Background information
- Genres: Glam metal, hard rock
- Occupations: Musician Lawyer
- Instrument: Drums

= Jim Drnec =

American musician

Jim Drnec is a drummer who played for the glam metal band Cinderella. He replaced original Cinderella drummer Tony Destra, who went on to the band Britny Fox. Drnec was himself replaced by drummer Fred Coury, although session player Jody Cortez played on Cinderella's first official album, Night Songs. Drnec is now a retired trial attorney in Delaware. In addition to Cinderella, from 1977 through 1989 Drnec played drums for Philly-area bands Big Eyes, Psychopath, V, Horsepower, The Dead End Kids, Hide Your Daughters, Network, and Tangier. In 1989, Network released their CD of original material, Crashin’ Hollywood. From 1990 through 1995, Drnec played drums for Southern California artists such as Raven Slaughter, A Pack of Gurus, The Blues Bastards, The Alexander Band, and The James Leigh Bishop Band. Most recently, Drnec played in the tri-state area locally with his blues band, The DelCats, from 2003 to 2009. Since 2006, Drnec has been playing in Philadelphia with local artist Tony Mecca in Mecca's band the Heavy MeNtal Gypsies. In 2020, Mecca released his seventh CD, Fractured Poetry. From 2011 to 2015, Drnec played drums for Ever/After, an all original hard rock band featuring Reggie Wu of Heaven's Edge, bassist Buddy Cash, guitarist Mike Sheahan, and vocalist Christopher Thomas of the Denver, Colorado band Omniism. Ever/After released its debut CD, A Beautiful Lie in August, 2013. The album contained all original material written by Wu and Drnec. Drnec was also the drummer for original Philadelphia rock band The Electric Boa in 2015–2016.

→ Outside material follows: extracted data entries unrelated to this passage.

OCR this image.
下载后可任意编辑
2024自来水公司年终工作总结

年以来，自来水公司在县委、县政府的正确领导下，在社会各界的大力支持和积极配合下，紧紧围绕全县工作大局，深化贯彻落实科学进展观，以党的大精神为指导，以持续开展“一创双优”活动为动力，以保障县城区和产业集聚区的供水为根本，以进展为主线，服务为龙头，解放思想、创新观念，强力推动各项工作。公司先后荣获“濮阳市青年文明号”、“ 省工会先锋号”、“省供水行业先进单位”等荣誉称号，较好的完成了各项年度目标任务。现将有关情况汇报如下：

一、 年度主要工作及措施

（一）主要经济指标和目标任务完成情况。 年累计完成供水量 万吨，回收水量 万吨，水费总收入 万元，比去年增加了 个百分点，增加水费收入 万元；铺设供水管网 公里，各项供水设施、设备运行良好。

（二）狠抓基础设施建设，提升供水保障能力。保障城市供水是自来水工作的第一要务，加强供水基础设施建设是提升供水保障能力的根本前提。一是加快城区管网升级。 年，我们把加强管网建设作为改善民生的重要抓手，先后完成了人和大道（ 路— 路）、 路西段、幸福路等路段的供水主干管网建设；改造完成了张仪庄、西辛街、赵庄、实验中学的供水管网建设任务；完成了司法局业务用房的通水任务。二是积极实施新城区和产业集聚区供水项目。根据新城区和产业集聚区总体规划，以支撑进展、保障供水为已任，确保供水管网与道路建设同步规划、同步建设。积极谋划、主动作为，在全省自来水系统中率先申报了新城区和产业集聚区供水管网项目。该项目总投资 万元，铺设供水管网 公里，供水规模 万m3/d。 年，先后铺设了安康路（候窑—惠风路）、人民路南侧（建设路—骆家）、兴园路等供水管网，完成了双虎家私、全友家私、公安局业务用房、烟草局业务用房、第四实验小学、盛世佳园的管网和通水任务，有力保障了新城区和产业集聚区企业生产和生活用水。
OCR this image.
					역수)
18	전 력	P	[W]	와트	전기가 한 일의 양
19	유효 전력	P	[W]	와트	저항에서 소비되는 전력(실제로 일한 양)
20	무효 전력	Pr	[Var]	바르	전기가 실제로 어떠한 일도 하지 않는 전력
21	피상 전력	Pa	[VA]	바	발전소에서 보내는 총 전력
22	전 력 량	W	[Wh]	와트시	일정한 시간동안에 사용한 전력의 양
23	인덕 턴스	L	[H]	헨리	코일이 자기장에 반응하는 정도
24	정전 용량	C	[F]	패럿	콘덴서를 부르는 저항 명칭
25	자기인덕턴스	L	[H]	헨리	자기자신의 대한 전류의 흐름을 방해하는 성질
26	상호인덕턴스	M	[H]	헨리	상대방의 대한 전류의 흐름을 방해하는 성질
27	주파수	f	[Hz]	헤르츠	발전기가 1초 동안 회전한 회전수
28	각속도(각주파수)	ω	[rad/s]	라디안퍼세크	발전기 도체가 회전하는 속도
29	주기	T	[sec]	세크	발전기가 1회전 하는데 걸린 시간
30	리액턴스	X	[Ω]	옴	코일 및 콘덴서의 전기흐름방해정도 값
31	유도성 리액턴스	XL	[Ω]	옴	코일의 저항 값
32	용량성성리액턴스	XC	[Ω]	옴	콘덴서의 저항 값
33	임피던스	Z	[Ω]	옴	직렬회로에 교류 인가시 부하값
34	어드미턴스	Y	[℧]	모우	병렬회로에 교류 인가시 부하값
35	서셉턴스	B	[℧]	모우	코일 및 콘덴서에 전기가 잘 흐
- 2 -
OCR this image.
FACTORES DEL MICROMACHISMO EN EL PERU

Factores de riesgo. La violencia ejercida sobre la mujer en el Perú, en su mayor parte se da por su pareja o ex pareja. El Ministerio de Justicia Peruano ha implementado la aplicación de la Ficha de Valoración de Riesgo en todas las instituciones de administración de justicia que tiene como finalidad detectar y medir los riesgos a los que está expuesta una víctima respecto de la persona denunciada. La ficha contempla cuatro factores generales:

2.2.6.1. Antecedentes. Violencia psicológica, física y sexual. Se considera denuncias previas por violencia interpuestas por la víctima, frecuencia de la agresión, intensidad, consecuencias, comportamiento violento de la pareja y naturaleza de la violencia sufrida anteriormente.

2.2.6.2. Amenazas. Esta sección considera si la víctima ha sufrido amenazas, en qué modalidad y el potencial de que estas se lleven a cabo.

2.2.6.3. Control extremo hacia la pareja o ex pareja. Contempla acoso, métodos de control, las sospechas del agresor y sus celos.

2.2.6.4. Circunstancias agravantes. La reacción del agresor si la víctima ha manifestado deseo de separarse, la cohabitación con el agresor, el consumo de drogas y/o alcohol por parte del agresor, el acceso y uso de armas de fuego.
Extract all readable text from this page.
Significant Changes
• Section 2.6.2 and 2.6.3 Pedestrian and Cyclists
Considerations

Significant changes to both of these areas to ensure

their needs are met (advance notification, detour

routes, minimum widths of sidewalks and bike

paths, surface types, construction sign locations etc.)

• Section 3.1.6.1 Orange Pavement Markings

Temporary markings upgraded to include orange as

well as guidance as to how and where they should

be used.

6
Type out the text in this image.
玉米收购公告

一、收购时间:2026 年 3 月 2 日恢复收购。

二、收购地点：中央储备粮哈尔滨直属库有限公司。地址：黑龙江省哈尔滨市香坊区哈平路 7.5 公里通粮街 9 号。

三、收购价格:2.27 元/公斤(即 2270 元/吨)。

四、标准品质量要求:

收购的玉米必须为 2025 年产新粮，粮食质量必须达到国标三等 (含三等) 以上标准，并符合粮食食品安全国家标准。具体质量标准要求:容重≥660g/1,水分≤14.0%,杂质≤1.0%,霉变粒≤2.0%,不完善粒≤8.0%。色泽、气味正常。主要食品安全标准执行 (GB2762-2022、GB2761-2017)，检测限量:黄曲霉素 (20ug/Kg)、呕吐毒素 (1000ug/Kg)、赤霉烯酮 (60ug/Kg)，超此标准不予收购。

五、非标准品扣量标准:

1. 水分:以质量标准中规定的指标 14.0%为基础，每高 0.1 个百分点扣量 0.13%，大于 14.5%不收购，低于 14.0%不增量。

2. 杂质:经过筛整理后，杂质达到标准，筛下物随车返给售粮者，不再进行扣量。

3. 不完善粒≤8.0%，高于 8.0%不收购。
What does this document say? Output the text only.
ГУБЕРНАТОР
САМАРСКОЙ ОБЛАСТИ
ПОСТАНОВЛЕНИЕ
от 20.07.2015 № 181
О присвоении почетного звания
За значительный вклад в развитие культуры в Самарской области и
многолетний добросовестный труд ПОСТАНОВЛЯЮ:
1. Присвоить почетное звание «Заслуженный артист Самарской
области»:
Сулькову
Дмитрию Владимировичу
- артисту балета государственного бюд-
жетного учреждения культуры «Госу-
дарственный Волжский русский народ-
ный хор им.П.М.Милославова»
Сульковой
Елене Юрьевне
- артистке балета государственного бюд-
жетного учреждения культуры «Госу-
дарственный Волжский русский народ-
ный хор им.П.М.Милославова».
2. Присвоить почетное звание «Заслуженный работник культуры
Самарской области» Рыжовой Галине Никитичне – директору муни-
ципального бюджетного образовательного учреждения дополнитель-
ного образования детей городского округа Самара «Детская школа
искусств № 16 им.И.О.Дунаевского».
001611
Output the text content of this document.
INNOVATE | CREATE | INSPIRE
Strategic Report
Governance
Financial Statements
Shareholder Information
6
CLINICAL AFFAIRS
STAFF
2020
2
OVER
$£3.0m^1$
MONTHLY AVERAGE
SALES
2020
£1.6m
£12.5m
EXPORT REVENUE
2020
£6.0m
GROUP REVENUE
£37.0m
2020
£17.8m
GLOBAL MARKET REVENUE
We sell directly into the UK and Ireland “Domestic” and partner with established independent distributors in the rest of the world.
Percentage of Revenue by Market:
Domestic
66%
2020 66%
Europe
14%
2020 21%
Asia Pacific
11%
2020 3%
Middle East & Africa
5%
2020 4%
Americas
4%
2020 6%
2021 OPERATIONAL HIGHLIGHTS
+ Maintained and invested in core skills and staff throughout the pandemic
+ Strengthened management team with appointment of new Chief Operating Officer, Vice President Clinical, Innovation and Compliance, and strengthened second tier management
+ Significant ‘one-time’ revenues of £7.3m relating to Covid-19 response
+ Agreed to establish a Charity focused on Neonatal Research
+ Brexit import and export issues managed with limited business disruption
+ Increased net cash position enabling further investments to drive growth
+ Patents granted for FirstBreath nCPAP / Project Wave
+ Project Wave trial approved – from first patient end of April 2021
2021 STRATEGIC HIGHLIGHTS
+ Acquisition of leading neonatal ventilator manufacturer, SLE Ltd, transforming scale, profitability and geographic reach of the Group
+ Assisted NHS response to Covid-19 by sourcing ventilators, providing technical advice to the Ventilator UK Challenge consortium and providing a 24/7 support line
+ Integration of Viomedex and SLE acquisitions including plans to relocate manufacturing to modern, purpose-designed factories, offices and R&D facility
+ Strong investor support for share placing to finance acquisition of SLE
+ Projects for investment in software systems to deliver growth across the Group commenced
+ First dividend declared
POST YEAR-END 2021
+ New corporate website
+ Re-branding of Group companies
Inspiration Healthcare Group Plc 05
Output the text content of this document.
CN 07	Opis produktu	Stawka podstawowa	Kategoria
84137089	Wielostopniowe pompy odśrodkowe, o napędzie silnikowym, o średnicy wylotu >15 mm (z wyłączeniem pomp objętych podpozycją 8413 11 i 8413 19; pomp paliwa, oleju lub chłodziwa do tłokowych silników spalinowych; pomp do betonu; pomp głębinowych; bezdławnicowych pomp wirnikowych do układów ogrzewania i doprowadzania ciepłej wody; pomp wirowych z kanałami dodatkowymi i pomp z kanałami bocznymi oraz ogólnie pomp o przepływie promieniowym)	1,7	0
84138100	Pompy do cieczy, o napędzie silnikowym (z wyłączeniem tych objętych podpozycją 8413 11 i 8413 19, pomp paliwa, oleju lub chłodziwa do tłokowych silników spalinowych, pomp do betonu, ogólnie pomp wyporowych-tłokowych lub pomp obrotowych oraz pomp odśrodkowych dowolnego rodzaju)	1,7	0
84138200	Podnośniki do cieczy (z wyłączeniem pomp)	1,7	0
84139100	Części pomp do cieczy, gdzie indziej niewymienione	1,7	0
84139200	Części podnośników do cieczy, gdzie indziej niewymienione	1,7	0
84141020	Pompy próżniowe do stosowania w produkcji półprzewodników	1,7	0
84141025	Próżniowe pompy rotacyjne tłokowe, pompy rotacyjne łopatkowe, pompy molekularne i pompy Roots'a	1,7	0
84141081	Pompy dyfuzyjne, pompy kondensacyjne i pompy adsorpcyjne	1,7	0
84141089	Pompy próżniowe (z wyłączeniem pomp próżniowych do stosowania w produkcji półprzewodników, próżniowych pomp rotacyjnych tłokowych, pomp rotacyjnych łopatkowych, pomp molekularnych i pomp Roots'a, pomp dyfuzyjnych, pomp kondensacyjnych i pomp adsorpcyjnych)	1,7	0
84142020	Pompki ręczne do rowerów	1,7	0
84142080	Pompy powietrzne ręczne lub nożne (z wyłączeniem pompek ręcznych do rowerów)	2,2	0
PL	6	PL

In 2011 Drnec began a new project, 33 1/3 LIVE, which performs classic albums in their entirety using a rotating cast of the Delaware Valley's best musicians. The musical collective has performed the first Montrose album, the first Cars album, The Who's Who's Next, Aerosmith's Rocks album, Robin Trower's Bridge of Sighs, and ZZ Top's Tres Hombres. 33 1/3 LIVE's Killer Queen Experience performs the music of Queen, featuring that band's classic LP A Night At The Opera. More such projects are planned.